No último dia 11, o promotor afirmou que “a despeito de a Operação Policial Cáritas” colocar em xeque a administração municipal da casa de saúde, a princípio, em razão de possíveis, e em análise, ocorrências de corrupção durante a intervenção municipal, o Poder Público Municipal está leniente no tocante a encerrar, o mais rápido possível, uma ação interventiva que não deu certo. Não bastasse isso, a despeito de o Estado do Rio Grande do Sul ter, igualmente, sugerido que fosse aberto um processo licitatório, fins de dar transparência à futura contratação da gestão do hospital de Canela, parece, conforme última reunião com os Senhores Prefeito Municipal e Procurador-Geral, que este não é o caminho eleito. Sugestões de comodato e de desapropriação do hospital de Caridade também não foram bem recepcionadas. Em resumo, mantém-se uma intervenção hospitalar por quem, com a devida vênia, não tem toda a expertise necessária para tal complexidade, incrementando-se os riscos daí derivados”.

“Considerando, ainda, que o Município tem se revelado lento no encaminhamento de soluções concretas,  é necessário que o presente caso seja submetido ao crivo do Poder Judiciário”, finalizou o Ministério Público, indicando que deve levar o assunto à Justiça, após um prazo de 20 dias.

Problema sem solução, instituição sem donos

O problema do Hospital de Caridade de Canela parece continuar sem solução.

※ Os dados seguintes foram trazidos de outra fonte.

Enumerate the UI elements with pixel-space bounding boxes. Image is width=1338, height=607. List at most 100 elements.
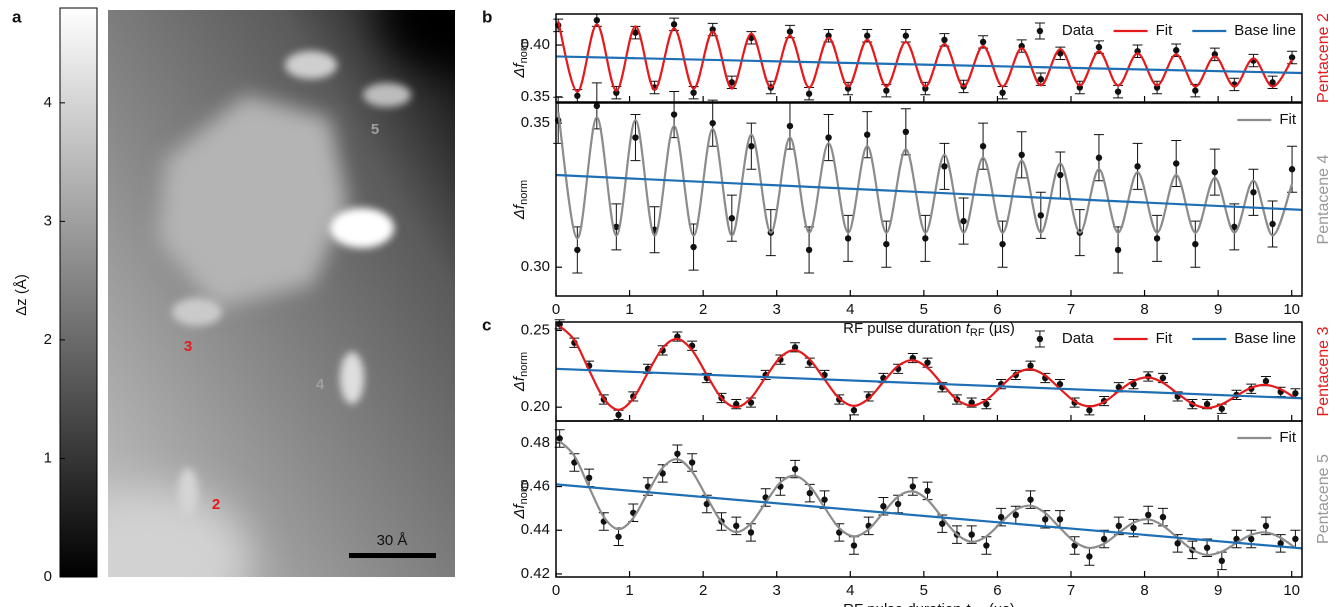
- y-label-main: Δf: [511, 503, 528, 520]
- data-point: [613, 223, 620, 231]
- data-point: [728, 79, 736, 86]
- y-label-sub: norm: [518, 180, 530, 205]
- y-axis-label: Δfnorm: [511, 352, 530, 392]
- terrace: [108, 490, 250, 577]
- data-point: [1159, 513, 1167, 521]
- side-label: Pentacene 2: [1315, 13, 1332, 103]
- data-point: [1277, 540, 1284, 547]
- molecule: [363, 83, 411, 107]
- data-point: [844, 235, 852, 242]
- fit-line: [558, 440, 1297, 557]
- data-point: [983, 400, 990, 408]
- molecule: [178, 468, 198, 516]
- data-point: [999, 240, 1006, 248]
- data-point: [880, 503, 887, 510]
- data-point: [1086, 553, 1093, 560]
- data-point: [1292, 535, 1299, 543]
- x-tick-label: 1: [625, 301, 633, 318]
- data-point: [968, 531, 975, 538]
- data-point: [1288, 54, 1296, 61]
- data-point: [690, 243, 697, 251]
- data-point: [1269, 220, 1276, 228]
- legend-label: Data: [1062, 330, 1094, 347]
- data-point: [1145, 511, 1152, 519]
- x-tick-label: 9: [1214, 301, 1222, 318]
- data-point: [1056, 516, 1064, 523]
- colorbar-tick-label: 1: [44, 449, 52, 466]
- colorbar-label: Δz (Å): [13, 274, 30, 316]
- data-point: [1134, 163, 1141, 170]
- data-point: [1042, 516, 1049, 523]
- colorbar-tick-label: 0: [44, 568, 52, 585]
- data-point: [1095, 154, 1103, 161]
- y-label-sub: norm: [518, 352, 530, 377]
- data-point: [821, 496, 828, 503]
- data-point: [747, 529, 755, 536]
- x-tick-label: 10: [1283, 582, 1300, 599]
- y-tick-label: 0.48: [521, 434, 550, 451]
- data-point: [1153, 235, 1161, 242]
- fit-line: [555, 367, 1303, 400]
- x-tick-label: 6: [993, 582, 1001, 599]
- data-point: [786, 122, 794, 130]
- y-tick-label: 0.35: [521, 114, 550, 131]
- data-point: [690, 89, 697, 96]
- legend-label: Fit: [1279, 111, 1296, 128]
- y-tick-label: 0.42: [521, 565, 550, 582]
- data-point: [632, 29, 639, 36]
- data-point: [999, 89, 1006, 96]
- data-point: [1027, 362, 1034, 369]
- data-point: [733, 400, 740, 408]
- molecule: [330, 208, 394, 248]
- data-point: [1037, 212, 1045, 219]
- data-point: [709, 119, 716, 127]
- side-label: Pentacene 5: [1315, 454, 1332, 544]
- colorbar-tick-label: 2: [44, 331, 52, 348]
- plot-frame: [555, 420, 1303, 578]
- data-point: [1115, 522, 1123, 530]
- x-label-part: RF pulse duration: [843, 320, 966, 337]
- y-label-sub: norm: [518, 479, 530, 504]
- data-point: [733, 522, 740, 530]
- data-point: [979, 143, 987, 150]
- stm-image: [108, 10, 455, 577]
- data-point: [806, 489, 814, 497]
- data-point: [825, 134, 832, 141]
- data-point: [1100, 535, 1108, 543]
- fit-line: [557, 20, 1293, 93]
- data-point: [593, 102, 601, 110]
- panel-label: b: [482, 7, 492, 26]
- fit-line: [555, 483, 1303, 550]
- data-point: [670, 21, 678, 28]
- data-point: [1057, 171, 1064, 179]
- data-point: [1269, 79, 1276, 86]
- x-label-part: RF: [970, 327, 985, 339]
- scale-bar: [349, 553, 436, 558]
- colorbar-tick-label: 3: [44, 212, 52, 229]
- x-axis-label: RF pulse duration tRF (µs): [843, 601, 1015, 607]
- data-point: [850, 542, 858, 549]
- legend-swatch: [1036, 335, 1044, 343]
- molecule: [172, 298, 222, 326]
- data-point: [1114, 88, 1122, 95]
- data-point: [1012, 511, 1020, 519]
- x-tick-label: 10: [1283, 301, 1300, 318]
- data-point: [997, 513, 1005, 521]
- data-point: [1095, 43, 1103, 51]
- plot-frame: [555, 13, 1303, 103]
- legend-label: Fit: [1279, 429, 1296, 446]
- y-label-main: Δf: [511, 62, 528, 79]
- colorbar: [59, 7, 98, 578]
- data-point: [939, 520, 946, 527]
- molecule: [285, 51, 337, 79]
- y-tick-label: 0.44: [521, 521, 550, 538]
- molecule-label: 5: [371, 121, 379, 138]
- data-point: [864, 131, 871, 138]
- legend-label: Fit: [1156, 330, 1173, 347]
- x-tick-label: 7: [1067, 301, 1075, 318]
- data-point: [909, 483, 917, 490]
- data-point: [1174, 540, 1181, 547]
- data-point: [1018, 151, 1025, 159]
- x-label-part: (µs): [985, 320, 1015, 337]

Enquanto a Prefeitura segue com a intervenção, a Associação que é proprietária de direito da entidade, nem mesmo se reúne mais, sequer para avaliar o que acontece com o HCC.

Enquanto isso, a comunidade canelense que realmente precisa deste serviço, ou seja, quem busca atendimento de urgência ou emergência, e não tem como pagar por este atendimento, é quem paga o preço do que o Ministério Público de Canela define como “caos instalado, antes e durante a intervenção”.

Perguntas seguem sem respostas

Diversas são as perguntas que seguem sem resposta em relação ao Hospital de Canela, algumas serão respondidas pela Operação Cáritas, outras, talvez, nunca saberemos, como em relação ao caso do médico que esquece o paciente, que abre esta matéria.

O HCC sabe que isso acontece? A Prefeitura sabe que isso acontece?

Seja sim ou não a resposta para as perguntas acima, fica a sensação de que falta gestão deste serviço ou que alguma coisa está sendo negligenciada.

Contraponto

A reportagem da Folha, ao longo de 30 dias em que vem elaborando essa matéria, tentou contato com a intervenção do Hospital de Caridade de Canela e com a Secretaria de Saúde. Infelizmente, as duas datas agendadas para uma entrevista acabaram não sendo cumpridas.

O espaço para manifestação, tanto do Hospital, quanto da Prefeitura, segue aberto, com o objetivo de sanar estas dúvidas e dar uma resposta à comunidade canelense.